In the bond market credit quality of an issuer can change over time, which then affects pricing.  In the equities market, revenue and earnings growth of companies can change in unanticipated ways which of course will also affect its stock price.  As these prices change daily in the marketplace one may conclude that the markets are free and not manipulated. But what we see is the illusion of a free market.  In reality, it is a controlled market where security price changes occur within the larger frame of controlled interest rates, and other market controlling policies.  Thus, in a real sense, truly free market capitalism and free markets themselves have not existed for decades.

What has the manipulation of recent years to lower interest rates wrought? Among other things, the reduction of interest rates has permitted our federal debt to grow rapidly, yet be serviced.  That means that we can still “afford” to maintain our expenditures in welfare, healthcare, military, and elsewhere.  However, once interest rates start to rise, these are not sustainable and will require dire, forced reductions.

The truly bad news of low interest rates is that trillions of dollars in pension fund assets held by insurance companies, and money managers for corporations, municipalities, and unions are not earning their actuarially established, original funding assumptions – all because of lower manipulated interest rates.  As a consequence, those pension funds are becoming increasingly underfunded over time, and will not be able to pay off their liabilities at face value. This is a tragic loss of unimaginable scale, impoverishing millions of people who are depending on pension income for their future livelihood. When interest rates do start to rise, the pension assets necessarily must decline in value continuing the malaise. 

These interest rate policies are publicly announced, and money managers play the game within the context set by the Fed.  Thus, while fundamental research of municipal, state, corporate, and federal bonds may dictate one investment recommendation, the existence of limits or direction of interest rates announced and set by Fed policy for the future may elicit the opposite investment decision.  So money managers try to do their best in the context of a controlled market.  Because of the contrived circumstances, investment decisions are now more frequently based on the expected monetary policy changes rather than expected changes in economic growth or profitability.

In equities markets, fundamental analysis of the overall economy and opportunities for earnings growth of companies when compared with overall market prices would surely now dictate a lower market valuation.  However, being assured in the continuing action of Federal Reserve accommodation, a money manager committed to managing their fund’s assets must make the decision to continue to be invested substantially in equities markets.  Remember that even in Germany during the 1920’s as money printing was exploding and inflation was accelerating, their stock market reflected increasingly inflated revenues and earnings resulted in a positive stock price performance for several years.  The conservative option of selling equities by money managers to hold cash under present circumstances is not viable, since the market can be manipulated for a longer time than the fund can remain operational without registering a positive fund performance.  So these false investment signals ultimately do not bode well for the citizen with bond or stock assets under management.

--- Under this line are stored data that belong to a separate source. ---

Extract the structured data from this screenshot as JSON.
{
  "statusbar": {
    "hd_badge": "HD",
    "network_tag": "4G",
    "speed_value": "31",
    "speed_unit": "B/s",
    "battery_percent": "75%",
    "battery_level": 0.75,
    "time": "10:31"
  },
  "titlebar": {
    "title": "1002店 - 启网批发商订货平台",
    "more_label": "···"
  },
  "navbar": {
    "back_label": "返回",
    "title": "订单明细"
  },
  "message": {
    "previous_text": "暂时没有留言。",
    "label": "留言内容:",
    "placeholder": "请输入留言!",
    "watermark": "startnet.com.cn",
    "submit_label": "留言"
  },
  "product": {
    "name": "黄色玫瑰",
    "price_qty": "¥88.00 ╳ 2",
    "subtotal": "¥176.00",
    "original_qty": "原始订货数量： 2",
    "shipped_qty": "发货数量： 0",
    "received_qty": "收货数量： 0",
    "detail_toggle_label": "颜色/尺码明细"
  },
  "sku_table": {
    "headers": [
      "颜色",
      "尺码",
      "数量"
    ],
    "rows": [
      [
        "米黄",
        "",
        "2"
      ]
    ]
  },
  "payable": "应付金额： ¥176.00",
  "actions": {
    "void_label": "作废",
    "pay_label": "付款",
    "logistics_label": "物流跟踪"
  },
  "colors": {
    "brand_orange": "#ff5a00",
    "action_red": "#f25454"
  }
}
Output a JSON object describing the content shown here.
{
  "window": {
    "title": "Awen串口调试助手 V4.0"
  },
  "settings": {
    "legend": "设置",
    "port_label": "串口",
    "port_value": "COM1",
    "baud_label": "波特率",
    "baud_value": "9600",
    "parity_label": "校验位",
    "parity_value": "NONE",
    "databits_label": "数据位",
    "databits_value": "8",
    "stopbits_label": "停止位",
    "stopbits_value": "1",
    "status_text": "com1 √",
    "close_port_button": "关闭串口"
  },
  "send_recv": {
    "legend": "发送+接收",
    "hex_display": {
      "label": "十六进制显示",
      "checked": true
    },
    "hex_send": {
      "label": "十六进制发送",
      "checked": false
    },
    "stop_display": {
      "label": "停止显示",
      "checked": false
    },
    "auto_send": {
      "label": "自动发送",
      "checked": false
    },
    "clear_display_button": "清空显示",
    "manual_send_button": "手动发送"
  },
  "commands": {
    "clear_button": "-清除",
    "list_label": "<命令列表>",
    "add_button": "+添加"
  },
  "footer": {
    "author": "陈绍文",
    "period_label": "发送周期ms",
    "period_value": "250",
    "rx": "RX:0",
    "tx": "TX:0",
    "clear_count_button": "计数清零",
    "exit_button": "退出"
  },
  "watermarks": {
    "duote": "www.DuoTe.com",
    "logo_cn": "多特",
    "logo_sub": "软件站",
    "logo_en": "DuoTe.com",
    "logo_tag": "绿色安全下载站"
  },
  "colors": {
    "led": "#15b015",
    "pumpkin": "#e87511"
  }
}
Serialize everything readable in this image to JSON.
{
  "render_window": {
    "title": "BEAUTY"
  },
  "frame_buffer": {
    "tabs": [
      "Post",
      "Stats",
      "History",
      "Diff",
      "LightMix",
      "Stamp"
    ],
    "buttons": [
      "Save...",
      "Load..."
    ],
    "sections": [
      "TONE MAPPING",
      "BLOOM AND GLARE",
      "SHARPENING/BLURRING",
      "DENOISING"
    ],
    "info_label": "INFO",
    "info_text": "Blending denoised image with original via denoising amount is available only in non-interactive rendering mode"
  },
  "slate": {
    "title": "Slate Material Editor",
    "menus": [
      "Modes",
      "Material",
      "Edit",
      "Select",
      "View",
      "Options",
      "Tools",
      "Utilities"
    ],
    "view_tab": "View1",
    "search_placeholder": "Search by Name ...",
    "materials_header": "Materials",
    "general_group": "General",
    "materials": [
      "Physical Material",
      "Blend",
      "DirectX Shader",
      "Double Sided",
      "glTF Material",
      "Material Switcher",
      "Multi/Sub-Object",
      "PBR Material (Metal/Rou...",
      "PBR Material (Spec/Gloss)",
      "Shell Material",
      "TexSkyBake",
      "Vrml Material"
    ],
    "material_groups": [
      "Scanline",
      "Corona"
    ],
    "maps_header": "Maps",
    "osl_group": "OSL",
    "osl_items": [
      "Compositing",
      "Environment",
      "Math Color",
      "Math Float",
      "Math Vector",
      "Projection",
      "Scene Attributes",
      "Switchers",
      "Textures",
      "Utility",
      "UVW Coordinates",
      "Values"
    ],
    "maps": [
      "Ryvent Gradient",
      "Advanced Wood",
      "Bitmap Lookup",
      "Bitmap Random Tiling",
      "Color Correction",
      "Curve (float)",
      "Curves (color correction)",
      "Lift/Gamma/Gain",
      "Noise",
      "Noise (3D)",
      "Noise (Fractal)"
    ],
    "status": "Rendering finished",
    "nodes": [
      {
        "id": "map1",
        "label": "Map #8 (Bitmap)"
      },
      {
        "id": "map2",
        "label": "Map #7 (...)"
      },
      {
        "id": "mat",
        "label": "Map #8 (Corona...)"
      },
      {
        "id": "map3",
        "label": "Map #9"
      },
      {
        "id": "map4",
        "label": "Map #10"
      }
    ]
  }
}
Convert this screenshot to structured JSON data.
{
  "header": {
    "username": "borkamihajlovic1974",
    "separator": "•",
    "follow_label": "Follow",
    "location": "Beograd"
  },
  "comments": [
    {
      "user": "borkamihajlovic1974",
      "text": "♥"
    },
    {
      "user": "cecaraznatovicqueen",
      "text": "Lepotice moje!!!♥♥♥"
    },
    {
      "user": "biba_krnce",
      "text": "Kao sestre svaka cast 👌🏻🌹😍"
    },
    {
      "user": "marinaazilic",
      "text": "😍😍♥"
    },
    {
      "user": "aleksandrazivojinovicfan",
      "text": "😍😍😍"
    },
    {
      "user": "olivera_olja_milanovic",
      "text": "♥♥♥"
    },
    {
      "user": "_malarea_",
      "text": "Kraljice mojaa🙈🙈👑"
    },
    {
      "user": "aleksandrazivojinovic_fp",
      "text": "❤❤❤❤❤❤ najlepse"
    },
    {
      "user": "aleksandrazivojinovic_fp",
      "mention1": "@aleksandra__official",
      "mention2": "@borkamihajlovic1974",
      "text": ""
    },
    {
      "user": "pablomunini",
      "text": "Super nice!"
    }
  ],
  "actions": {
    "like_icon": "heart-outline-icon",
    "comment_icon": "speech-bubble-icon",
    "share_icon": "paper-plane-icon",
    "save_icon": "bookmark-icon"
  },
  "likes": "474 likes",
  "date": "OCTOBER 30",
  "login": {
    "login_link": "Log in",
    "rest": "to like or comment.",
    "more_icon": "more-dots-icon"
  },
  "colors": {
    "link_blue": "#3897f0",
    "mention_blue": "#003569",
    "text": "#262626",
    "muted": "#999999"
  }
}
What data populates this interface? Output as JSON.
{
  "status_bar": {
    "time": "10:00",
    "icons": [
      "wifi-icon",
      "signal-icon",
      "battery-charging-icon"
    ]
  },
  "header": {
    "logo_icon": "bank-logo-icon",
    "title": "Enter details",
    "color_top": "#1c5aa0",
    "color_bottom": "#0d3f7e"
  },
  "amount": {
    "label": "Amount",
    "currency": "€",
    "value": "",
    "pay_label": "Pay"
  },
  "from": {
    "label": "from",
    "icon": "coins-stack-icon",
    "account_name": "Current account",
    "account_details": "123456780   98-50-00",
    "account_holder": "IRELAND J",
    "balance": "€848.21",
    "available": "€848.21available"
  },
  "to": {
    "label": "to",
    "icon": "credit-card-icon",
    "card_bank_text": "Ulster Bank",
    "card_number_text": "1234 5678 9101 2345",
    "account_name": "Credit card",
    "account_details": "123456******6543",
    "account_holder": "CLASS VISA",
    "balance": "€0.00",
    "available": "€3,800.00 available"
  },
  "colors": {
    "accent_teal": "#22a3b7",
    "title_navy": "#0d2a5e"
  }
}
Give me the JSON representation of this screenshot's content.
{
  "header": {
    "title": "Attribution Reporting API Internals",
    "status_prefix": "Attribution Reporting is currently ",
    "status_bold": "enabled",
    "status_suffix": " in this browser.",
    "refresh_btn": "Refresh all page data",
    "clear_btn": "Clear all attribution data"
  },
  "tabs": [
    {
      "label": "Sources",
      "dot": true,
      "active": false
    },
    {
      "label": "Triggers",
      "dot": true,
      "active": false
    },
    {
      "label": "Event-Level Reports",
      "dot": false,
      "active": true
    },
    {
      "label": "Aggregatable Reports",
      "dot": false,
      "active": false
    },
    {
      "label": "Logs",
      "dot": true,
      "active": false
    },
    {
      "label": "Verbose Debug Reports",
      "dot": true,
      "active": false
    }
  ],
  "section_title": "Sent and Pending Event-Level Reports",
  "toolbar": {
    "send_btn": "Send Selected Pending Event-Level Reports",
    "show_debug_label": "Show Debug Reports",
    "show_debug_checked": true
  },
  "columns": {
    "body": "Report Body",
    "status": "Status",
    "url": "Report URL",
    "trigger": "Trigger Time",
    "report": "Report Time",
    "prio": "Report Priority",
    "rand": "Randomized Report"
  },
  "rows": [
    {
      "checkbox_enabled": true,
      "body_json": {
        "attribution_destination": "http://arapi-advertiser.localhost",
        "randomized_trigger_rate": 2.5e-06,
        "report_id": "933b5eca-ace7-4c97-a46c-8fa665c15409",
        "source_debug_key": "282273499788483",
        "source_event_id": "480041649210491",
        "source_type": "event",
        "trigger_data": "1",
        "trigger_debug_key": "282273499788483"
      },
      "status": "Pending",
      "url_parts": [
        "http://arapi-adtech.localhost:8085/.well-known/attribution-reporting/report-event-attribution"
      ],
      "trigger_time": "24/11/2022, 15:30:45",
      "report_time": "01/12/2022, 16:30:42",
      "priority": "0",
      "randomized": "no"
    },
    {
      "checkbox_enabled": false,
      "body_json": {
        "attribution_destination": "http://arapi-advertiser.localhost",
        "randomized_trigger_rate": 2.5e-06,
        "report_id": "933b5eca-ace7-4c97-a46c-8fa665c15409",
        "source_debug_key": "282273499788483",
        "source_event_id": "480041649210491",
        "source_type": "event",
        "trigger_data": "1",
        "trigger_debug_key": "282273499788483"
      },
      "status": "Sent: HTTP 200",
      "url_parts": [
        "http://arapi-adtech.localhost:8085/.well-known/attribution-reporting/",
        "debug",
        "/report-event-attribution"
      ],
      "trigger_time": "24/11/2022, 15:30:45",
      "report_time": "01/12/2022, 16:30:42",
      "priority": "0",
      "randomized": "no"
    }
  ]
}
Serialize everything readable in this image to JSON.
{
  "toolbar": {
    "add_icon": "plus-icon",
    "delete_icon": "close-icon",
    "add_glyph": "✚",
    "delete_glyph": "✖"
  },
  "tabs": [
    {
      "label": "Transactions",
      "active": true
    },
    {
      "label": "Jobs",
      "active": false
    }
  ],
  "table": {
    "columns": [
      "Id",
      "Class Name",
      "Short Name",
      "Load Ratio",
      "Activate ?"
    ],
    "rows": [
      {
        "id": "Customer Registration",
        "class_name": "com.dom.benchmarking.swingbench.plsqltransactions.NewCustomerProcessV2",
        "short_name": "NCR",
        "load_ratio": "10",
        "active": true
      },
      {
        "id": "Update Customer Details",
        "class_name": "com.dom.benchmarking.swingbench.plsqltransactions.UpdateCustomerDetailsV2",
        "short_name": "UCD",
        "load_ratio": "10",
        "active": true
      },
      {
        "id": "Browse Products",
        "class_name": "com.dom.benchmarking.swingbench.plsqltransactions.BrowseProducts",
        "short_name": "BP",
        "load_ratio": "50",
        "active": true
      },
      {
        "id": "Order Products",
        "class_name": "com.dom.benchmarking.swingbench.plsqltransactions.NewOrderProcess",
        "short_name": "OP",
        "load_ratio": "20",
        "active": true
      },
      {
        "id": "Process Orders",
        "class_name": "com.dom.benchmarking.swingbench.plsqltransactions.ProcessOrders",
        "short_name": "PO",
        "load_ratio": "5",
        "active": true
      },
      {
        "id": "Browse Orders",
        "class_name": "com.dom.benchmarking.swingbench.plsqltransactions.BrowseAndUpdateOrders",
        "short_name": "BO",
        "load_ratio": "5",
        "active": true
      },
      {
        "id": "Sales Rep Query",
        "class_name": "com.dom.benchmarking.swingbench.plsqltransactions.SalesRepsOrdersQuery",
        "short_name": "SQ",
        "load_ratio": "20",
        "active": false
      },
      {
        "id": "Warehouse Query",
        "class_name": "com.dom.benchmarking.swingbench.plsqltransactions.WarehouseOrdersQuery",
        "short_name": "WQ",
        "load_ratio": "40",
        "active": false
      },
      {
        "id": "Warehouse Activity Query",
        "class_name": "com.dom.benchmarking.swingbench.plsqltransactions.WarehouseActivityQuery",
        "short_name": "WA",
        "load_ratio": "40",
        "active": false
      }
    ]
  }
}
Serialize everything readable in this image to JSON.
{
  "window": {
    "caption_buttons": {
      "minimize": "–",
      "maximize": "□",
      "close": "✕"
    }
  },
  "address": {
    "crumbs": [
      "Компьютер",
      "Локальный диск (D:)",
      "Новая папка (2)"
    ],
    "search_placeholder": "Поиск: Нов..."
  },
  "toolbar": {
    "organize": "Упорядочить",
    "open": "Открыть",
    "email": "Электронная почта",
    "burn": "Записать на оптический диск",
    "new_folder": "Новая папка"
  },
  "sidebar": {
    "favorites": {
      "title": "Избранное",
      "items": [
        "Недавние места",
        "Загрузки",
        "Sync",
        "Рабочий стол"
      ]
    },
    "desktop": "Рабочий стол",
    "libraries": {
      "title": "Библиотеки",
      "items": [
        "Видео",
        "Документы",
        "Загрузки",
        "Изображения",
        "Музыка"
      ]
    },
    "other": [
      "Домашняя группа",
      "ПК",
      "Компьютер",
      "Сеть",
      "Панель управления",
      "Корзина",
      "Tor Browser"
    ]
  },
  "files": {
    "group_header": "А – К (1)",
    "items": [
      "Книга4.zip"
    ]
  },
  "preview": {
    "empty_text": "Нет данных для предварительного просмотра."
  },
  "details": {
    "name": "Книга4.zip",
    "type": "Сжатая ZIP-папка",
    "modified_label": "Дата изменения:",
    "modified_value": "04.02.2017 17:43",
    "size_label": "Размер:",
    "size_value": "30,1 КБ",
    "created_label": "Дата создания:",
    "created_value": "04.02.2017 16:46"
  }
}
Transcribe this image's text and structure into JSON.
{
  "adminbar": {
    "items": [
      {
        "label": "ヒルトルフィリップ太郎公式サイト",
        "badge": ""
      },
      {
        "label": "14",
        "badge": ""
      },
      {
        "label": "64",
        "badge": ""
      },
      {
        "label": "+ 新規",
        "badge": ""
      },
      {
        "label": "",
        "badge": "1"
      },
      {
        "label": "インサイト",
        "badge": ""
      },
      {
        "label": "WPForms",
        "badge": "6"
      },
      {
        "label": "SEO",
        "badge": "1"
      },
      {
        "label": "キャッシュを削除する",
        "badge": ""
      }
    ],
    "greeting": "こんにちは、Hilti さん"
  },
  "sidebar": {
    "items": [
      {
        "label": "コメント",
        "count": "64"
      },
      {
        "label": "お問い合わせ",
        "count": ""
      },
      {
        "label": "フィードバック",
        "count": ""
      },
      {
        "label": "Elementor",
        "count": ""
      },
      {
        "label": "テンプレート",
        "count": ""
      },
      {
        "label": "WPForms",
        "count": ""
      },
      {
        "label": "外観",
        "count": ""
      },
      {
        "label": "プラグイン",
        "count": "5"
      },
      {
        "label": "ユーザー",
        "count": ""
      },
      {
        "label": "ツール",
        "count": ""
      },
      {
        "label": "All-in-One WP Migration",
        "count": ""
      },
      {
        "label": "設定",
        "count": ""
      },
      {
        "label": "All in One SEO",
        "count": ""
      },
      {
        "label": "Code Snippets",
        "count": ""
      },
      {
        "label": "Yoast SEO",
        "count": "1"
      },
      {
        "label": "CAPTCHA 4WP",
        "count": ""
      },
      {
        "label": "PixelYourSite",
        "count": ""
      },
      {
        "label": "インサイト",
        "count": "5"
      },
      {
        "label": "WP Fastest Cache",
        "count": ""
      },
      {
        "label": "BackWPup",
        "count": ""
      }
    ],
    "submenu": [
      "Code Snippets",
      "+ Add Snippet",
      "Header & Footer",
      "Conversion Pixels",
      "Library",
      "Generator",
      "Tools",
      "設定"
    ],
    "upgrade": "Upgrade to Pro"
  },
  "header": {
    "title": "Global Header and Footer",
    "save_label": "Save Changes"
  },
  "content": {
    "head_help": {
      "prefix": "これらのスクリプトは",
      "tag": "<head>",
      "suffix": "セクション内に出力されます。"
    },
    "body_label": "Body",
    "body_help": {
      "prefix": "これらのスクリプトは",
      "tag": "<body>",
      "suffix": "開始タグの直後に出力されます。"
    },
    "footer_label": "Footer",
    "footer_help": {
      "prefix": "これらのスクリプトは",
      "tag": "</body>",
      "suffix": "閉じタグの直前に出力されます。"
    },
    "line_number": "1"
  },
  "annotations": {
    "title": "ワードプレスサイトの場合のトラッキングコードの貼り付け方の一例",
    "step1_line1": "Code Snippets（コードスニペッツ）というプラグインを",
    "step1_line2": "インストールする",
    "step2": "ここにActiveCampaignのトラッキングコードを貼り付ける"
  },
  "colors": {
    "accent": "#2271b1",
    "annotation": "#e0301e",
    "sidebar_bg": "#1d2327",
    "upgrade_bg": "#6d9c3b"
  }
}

Federal debt is already at a level where under any assumptions of taxation that debt is not repayable. That is to say that (just dealing only with federal debt, excluding our massive unfunded liabilities) a debt of nearly $18 trillion can never be paid off when national tax income is under $3 trillion from which the cost of programs that “cannot” be reduced must be first subtracted.  Indeed this debt cannot be paid off even assuming dramatic inflation levels.  For example, if the country were to experience inflation of 50% per year for three years, the value of that federal debt would be eroded through inflation to an equivalent of under $3 trillion over that short time span.  However, the increased price level (1.5x1.5x1.5 = 3.4 times) would have destroyed the consumer economy and tax collection.  Reflecting that higher level of inflation, future federal budgets would rise astronomically, and resulting deficits would rise over $3 trillion – which at that time would be impossible to finance.

Contrariwise, if inflation is not promoted and deficit spending is reduced as if to signal a return to responsible government spending and budgeting, the nation’s economy would quickly experience a deflationary depression resulting in high unemployment, low tax collections, bank failures, severe market declines, and a likely government bond default. As a result of these two undesirable choices, politicians will likely do nothing, and lax monetary policy will continue maintaining the current bond, stock market bubbles – until they crash from outside influences.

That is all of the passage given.